If Christopher Tolkien really wants his father to be seen as a scholar and a creator of serious works – and not simply a maker of revenue-generating pop culture product – he needs to loosen restrictions on the archival material and make it more readily available to scholars around the world. I fully understand that we are dealing with the son of the creator, and I support the idea that the family deserves to reap the financial benefits of Tolkien’s creativity.

However, if Tolkien scholarship is really to grow and thrive, a time must come when the family loosens the reins on the material and makes it more freely available for researchers worldwide. If Tolkien’s works are to be studied as great literature – not as genre fiction – scholars must be allowed to treat the holdings of the archives as literary-historical documents, not as the private property of one man’s family. Scholarship on Richard Wagner could not come into its own until his widow Cosima Wagner’s grip on the material was loosened. We may have to wait a while yet for Tolkien scholarship to come into its own.

Fathers & Daughters

After our tour of the archives, we all had lunch together in one of the library’s meeting rooms. Each person in the group introduced himself or herself and said what class or Tolkien Society he or she belonged to. Each person then explained what drew him or her to Tolkien’s works.

Students from Norse religion course, Newberry Library class on The Hobbit’s mythic
sources, Carthage College Tolkien Society, and Wheaton College Tolkien Society

Strikingly, nearly all of the women said that their fathers had introduced them to Tolkien’s works when they were little girls, and that the Middle-earth legendarium continues to either be something that they share with their fathers or which reminds them of their dads when they can’t be together. Given the often-made charge that The Hobbit and The Lord of the Rings are boys’ club affairs (which isn’t entirely untrue), it was both surprising and moving to hear so many testimonials of how Tolkien’s works connected fathers and daughters.

Another interesting item of discussion was the fact that teachers at Wheaton College seem to approach Tolkien’s fictional works as centered on Christian mythology and ethics. In my own courses, while acknowledging Tolkien’s Catholic worldview and beliefs, we spend our time investigating his use and transformation of the pre-Christian mythology of Northern Europe. The Hobbit, especially, almost reads like a tribute to Tolkien’s favorite northern sources.
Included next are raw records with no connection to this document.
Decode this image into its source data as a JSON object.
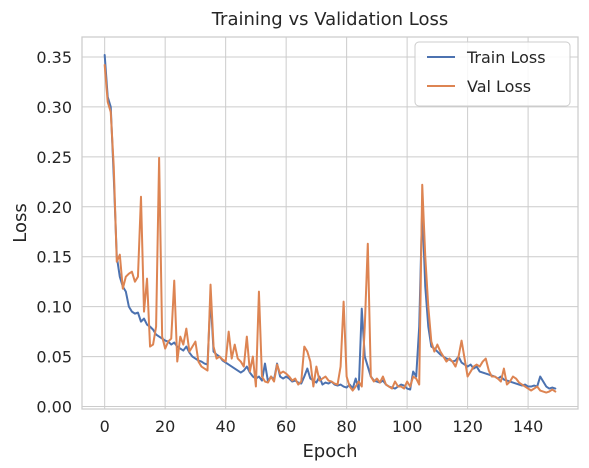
{
  "chart_data": {
    "type": "line",
    "title": "Training vs Validation Loss",
    "xlabel": "Epoch",
    "ylabel": "Loss",
    "xlim": [
      -7.5,
      156.5
    ],
    "ylim": [
      -0.0025,
      0.37
    ],
    "xticks": [
      0,
      20,
      40,
      60,
      80,
      100,
      120,
      140
    ],
    "yticks": [
      0.0,
      0.05,
      0.1,
      0.15,
      0.2,
      0.25,
      0.3,
      0.35
    ],
    "ytick_labels": [
      "0.00",
      "0.05",
      "0.10",
      "0.15",
      "0.20",
      "0.25",
      "0.30",
      "0.35"
    ],
    "grid": true,
    "legend_position": "top-right",
    "series": [
      {
        "name": "Train Loss",
        "color": "#4c72b0",
        "x": [
          0,
          1,
          2,
          3,
          4,
          5,
          6,
          7,
          8,
          9,
          10,
          11,
          12,
          13,
          14,
          15,
          16,
          17,
          18,
          19,
          20,
          21,
          22,
          23,
          24,
          25,
          26,
          27,
          28,
          29,
          30,
          31,
          32,
          33,
          34,
          35,
          36,
          37,
          38,
          39,
          40,
          41,
          42,
          43,
          44,
          45,
          46,
          47,
          48,
          49,
          50,
          51,
          52,
          53,
          54,
          55,
          56,
          57,
          58,
          59,
          60,
          61,
          62,
          63,
          64,
          65,
          66,
          67,
          68,
          69,
          70,
          71,
          72,
          73,
          74,
          75,
          76,
          77,
          78,
          79,
          80,
          81,
          82,
          83,
          84,
          85,
          86,
          87,
          88,
          89,
          90,
          91,
          92,
          93,
          94,
          95,
          96,
          97,
          98,
          99,
          100,
          101,
          102,
          103,
          104,
          105,
          106,
          107,
          108,
          109,
          110,
          111,
          112,
          113,
          114,
          115,
          116,
          117,
          118,
          119,
          120,
          121,
          122,
          123,
          124,
          125,
          126,
          127,
          128,
          129,
          130,
          131,
          132,
          133,
          134,
          135,
          136,
          137,
          138,
          139,
          140,
          141,
          142,
          143,
          144,
          145,
          146,
          147,
          148,
          149
        ],
        "values": [
          0.352,
          0.31,
          0.3,
          0.23,
          0.15,
          0.13,
          0.12,
          0.115,
          0.1,
          0.095,
          0.093,
          0.094,
          0.085,
          0.088,
          0.082,
          0.08,
          0.077,
          0.072,
          0.07,
          0.068,
          0.066,
          0.065,
          0.062,
          0.064,
          0.06,
          0.058,
          0.056,
          0.06,
          0.054,
          0.05,
          0.048,
          0.046,
          0.045,
          0.043,
          0.042,
          0.11,
          0.055,
          0.052,
          0.05,
          0.046,
          0.044,
          0.042,
          0.04,
          0.038,
          0.036,
          0.034,
          0.036,
          0.04,
          0.034,
          0.03,
          0.028,
          0.03,
          0.026,
          0.043,
          0.025,
          0.03,
          0.027,
          0.043,
          0.03,
          0.028,
          0.03,
          0.028,
          0.025,
          0.026,
          0.024,
          0.023,
          0.03,
          0.038,
          0.028,
          0.026,
          0.024,
          0.03,
          0.022,
          0.024,
          0.023,
          0.025,
          0.022,
          0.021,
          0.022,
          0.02,
          0.019,
          0.022,
          0.018,
          0.028,
          0.017,
          0.098,
          0.05,
          0.04,
          0.03,
          0.026,
          0.025,
          0.024,
          0.026,
          0.022,
          0.02,
          0.019,
          0.018,
          0.02,
          0.022,
          0.021,
          0.018,
          0.017,
          0.035,
          0.03,
          0.08,
          0.201,
          0.12,
          0.08,
          0.06,
          0.058,
          0.055,
          0.052,
          0.05,
          0.048,
          0.047,
          0.045,
          0.046,
          0.05,
          0.044,
          0.042,
          0.04,
          0.042,
          0.038,
          0.04,
          0.035,
          0.034,
          0.033,
          0.032,
          0.031,
          0.03,
          0.028,
          0.03,
          0.027,
          0.026,
          0.025,
          0.024,
          0.023,
          0.022,
          0.021,
          0.022,
          0.02,
          0.02,
          0.021,
          0.02,
          0.03,
          0.025,
          0.02,
          0.018,
          0.019,
          0.018
        ]
      },
      {
        "name": "Val Loss",
        "color": "#dd8452",
        "x": [
          0,
          1,
          2,
          3,
          4,
          5,
          6,
          7,
          8,
          9,
          10,
          11,
          12,
          13,
          14,
          15,
          16,
          17,
          18,
          19,
          20,
          21,
          22,
          23,
          24,
          25,
          26,
          27,
          28,
          29,
          30,
          31,
          32,
          33,
          34,
          35,
          36,
          37,
          38,
          39,
          40,
          41,
          42,
          43,
          44,
          45,
          46,
          47,
          48,
          49,
          50,
          51,
          52,
          53,
          54,
          55,
          56,
          57,
          58,
          59,
          60,
          61,
          62,
          63,
          64,
          65,
          66,
          67,
          68,
          69,
          70,
          71,
          72,
          73,
          74,
          75,
          76,
          77,
          78,
          79,
          80,
          81,
          82,
          83,
          84,
          85,
          86,
          87,
          88,
          89,
          90,
          91,
          92,
          93,
          94,
          95,
          96,
          97,
          98,
          99,
          100,
          101,
          102,
          103,
          104,
          105,
          106,
          107,
          108,
          109,
          110,
          111,
          112,
          113,
          114,
          115,
          116,
          117,
          118,
          119,
          120,
          121,
          122,
          123,
          124,
          125,
          126,
          127,
          128,
          129,
          130,
          131,
          132,
          133,
          134,
          135,
          136,
          137,
          138,
          139,
          140,
          141,
          142,
          143,
          144,
          145,
          146,
          147,
          148,
          149
        ],
        "values": [
          0.342,
          0.305,
          0.295,
          0.24,
          0.145,
          0.152,
          0.118,
          0.13,
          0.133,
          0.135,
          0.125,
          0.13,
          0.21,
          0.095,
          0.128,
          0.06,
          0.062,
          0.08,
          0.249,
          0.07,
          0.058,
          0.065,
          0.068,
          0.126,
          0.045,
          0.07,
          0.062,
          0.078,
          0.055,
          0.06,
          0.065,
          0.045,
          0.04,
          0.038,
          0.036,
          0.122,
          0.06,
          0.048,
          0.05,
          0.047,
          0.045,
          0.075,
          0.048,
          0.062,
          0.048,
          0.045,
          0.04,
          0.07,
          0.035,
          0.05,
          0.02,
          0.115,
          0.03,
          0.025,
          0.024,
          0.03,
          0.025,
          0.042,
          0.033,
          0.035,
          0.033,
          0.03,
          0.026,
          0.028,
          0.022,
          0.025,
          0.06,
          0.055,
          0.045,
          0.02,
          0.04,
          0.026,
          0.028,
          0.03,
          0.026,
          0.025,
          0.023,
          0.022,
          0.04,
          0.105,
          0.03,
          0.02,
          0.016,
          0.02,
          0.025,
          0.02,
          0.08,
          0.163,
          0.03,
          0.025,
          0.028,
          0.024,
          0.03,
          0.022,
          0.02,
          0.018,
          0.025,
          0.02,
          0.02,
          0.018,
          0.025,
          0.02,
          0.03,
          0.028,
          0.022,
          0.222,
          0.15,
          0.1,
          0.065,
          0.055,
          0.062,
          0.055,
          0.05,
          0.045,
          0.048,
          0.045,
          0.04,
          0.05,
          0.066,
          0.048,
          0.03,
          0.035,
          0.04,
          0.042,
          0.04,
          0.045,
          0.048,
          0.036,
          0.03,
          0.03,
          0.028,
          0.025,
          0.038,
          0.022,
          0.025,
          0.03,
          0.028,
          0.024,
          0.022,
          0.02,
          0.018,
          0.016,
          0.018,
          0.02,
          0.016,
          0.015,
          0.014,
          0.015,
          0.017,
          0.015
        ]
      }
    ]
  }
}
After this discussion, Laura Schmidt (archivist at the Marion E. Wade Center and staff advisor for the Wheaton College Tolkien Society) was kind enough to invite me to present a talk on “’Riddles, Runes and Icelandic Dwarves’: The Hobbit and Norse Mythology” as the 2015 Scholar’s Corner Lecture at Wheaton College. I greatly look forward to the discussion that this talk will spark.

Students in Tolkien society t-shirts of Carthage (l) and Wheaton (r)

I would like to thank Laura for inviting my students and me to participate in the field trip, and I heartily salute the Marquette archivists for putting together this private showing for us. It was a wonderful experience for students from all three institutions. Skál!